Artificial intelligence firm Anthropic recently published new research identifying a set of potential “sabotage” threats to humanity posed by advanced AI models.
According to the company, the research focused on four specific ways a malicious AI model could trick a human into making a dangerous or harmful decision.
Ultimately, the new research turned out to be a good news/bad news situation. The bad news, per the company’s research, is that modern state-of-the-art large language models — such as OpenAI’s ChatGPT and Anthropic’s Claude-3 — demonstrate a clear capacity for sabotage.
Per the paper:
“Sufficiently capable models could subvert human oversight and decision making in important contexts. For example, in the context of AI development, models could covertly sabotage efforts to evaluate their own dangerous capabilities, to monitor their behavior, or to make decisions about their deployment.”
The good news, however, is that Anthropic researchers appear confident that these risks can be mitigated — at least for now.
Sabotage
Anthropic identified four ways an AI model could sabotage human decision-making and then set about testing its models to see if it could pull it off against unwitting testers.
First, the team prompted a model to attempt to sabotage a human by steering them toward incorrect information. This threat could emerge in situations where humans are relying on an AI system to parse massive amounts of data on their behalf.
Next, the team tested models to see how easy it would be for an AI system designed to help a human developer create code to secretly insert bugs or otherwise sabotage the coder’s efforts.
The final two threats involved “sandbagging,” a term describing a scenario where an AI pretends not to be capable of doing something in order to convince safety testers it isn’t dangerous and the potential for AI monitoring systems to purposefully allow harmful content to slip through as part of a malicious plan.

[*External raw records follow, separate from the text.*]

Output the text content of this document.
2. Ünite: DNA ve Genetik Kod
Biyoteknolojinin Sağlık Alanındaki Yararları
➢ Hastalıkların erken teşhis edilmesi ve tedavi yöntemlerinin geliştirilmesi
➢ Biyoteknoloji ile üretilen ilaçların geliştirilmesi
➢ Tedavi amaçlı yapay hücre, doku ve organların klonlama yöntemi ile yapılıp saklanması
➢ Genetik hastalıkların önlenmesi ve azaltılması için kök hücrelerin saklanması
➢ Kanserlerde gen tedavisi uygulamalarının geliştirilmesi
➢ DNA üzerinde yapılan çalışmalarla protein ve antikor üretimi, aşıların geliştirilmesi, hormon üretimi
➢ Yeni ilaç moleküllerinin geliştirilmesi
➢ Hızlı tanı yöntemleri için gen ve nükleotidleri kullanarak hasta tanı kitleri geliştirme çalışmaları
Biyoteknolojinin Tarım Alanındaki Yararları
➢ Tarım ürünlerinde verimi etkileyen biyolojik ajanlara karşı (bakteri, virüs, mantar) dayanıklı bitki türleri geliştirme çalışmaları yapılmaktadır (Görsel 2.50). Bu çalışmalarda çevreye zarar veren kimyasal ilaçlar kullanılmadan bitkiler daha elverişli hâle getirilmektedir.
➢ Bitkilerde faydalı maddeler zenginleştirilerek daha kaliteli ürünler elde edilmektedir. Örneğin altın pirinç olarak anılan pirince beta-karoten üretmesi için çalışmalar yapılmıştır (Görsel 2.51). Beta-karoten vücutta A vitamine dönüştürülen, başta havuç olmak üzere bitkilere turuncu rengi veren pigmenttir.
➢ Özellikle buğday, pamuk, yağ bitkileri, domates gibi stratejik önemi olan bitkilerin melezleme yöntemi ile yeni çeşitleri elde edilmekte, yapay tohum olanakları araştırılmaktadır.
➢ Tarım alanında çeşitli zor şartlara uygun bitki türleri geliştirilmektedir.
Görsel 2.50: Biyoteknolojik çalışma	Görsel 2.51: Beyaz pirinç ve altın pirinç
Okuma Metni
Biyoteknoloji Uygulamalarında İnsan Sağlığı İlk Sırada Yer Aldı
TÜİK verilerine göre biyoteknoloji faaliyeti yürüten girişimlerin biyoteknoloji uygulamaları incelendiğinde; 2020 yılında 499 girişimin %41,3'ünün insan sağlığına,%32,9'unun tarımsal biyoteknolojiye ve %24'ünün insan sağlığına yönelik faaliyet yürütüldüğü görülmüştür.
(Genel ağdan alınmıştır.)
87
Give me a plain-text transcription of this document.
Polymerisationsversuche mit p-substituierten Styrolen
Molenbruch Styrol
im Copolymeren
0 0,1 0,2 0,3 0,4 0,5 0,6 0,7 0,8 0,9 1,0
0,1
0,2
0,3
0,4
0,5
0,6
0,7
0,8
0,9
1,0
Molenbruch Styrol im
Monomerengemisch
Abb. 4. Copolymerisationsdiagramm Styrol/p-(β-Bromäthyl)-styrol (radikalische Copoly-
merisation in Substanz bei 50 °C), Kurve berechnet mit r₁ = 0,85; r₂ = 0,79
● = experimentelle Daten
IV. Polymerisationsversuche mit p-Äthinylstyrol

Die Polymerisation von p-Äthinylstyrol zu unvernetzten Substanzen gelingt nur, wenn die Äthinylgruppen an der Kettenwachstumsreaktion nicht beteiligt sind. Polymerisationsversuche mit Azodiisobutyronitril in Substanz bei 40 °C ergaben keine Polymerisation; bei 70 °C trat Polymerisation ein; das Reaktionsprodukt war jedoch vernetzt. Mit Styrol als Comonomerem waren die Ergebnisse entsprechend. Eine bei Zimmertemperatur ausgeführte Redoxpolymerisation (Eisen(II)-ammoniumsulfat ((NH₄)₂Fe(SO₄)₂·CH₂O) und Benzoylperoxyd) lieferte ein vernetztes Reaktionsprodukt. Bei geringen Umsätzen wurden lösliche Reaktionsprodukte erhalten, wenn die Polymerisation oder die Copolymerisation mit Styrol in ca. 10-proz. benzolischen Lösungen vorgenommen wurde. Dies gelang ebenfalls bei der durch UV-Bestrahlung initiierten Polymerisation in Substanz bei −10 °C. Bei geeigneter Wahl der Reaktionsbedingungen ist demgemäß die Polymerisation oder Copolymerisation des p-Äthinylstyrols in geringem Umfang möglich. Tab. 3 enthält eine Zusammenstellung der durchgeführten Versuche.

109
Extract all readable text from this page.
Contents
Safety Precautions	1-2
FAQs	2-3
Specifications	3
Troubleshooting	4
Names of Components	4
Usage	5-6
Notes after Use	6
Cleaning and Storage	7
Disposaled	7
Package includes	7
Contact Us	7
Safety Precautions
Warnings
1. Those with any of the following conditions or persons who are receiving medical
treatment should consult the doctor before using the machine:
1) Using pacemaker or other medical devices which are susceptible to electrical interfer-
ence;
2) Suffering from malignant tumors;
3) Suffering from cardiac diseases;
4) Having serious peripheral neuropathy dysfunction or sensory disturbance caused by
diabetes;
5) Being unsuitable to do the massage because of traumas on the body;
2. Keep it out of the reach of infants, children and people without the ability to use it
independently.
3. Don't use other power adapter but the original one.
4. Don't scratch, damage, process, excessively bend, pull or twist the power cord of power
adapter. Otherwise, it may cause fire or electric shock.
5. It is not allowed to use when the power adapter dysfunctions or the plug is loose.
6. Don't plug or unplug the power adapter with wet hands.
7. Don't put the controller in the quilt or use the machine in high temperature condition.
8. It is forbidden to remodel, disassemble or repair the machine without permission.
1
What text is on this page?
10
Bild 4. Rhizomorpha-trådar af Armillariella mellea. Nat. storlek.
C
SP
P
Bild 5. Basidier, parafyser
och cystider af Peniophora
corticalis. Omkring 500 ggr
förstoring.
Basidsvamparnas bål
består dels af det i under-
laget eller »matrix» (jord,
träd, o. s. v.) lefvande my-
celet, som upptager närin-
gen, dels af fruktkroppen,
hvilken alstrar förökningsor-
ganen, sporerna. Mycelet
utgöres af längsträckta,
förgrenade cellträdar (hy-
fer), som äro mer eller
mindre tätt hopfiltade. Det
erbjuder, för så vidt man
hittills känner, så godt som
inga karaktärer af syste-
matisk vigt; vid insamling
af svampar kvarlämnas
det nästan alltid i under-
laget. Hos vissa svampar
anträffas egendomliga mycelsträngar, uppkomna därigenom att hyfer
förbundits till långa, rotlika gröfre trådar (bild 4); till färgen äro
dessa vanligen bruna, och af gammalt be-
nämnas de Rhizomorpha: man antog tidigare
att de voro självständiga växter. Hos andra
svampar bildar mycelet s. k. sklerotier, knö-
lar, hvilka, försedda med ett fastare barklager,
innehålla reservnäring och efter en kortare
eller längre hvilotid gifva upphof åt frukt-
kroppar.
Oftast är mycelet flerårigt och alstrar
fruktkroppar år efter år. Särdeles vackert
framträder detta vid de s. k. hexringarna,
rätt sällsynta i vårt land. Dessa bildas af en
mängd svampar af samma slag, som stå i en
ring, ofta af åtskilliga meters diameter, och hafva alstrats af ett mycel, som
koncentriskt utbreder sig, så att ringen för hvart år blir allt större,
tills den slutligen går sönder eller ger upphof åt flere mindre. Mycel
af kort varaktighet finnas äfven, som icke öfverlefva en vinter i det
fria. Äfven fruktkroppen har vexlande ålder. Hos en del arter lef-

While all of these may sound potentially dangerous, the company assured the public that “minimal mitigations” were required to protect humanity from the potential for AI sabotage.
Per a company blog post:
“Overall, while our demonstrations showed that there are arguably low-level indications of sabotage abilities in current models, we judge that minimal mitigations are sufficient to address the risks. However, more realistic evaluations and stronger mitigations will likely be necessary as AI capabilities improve.”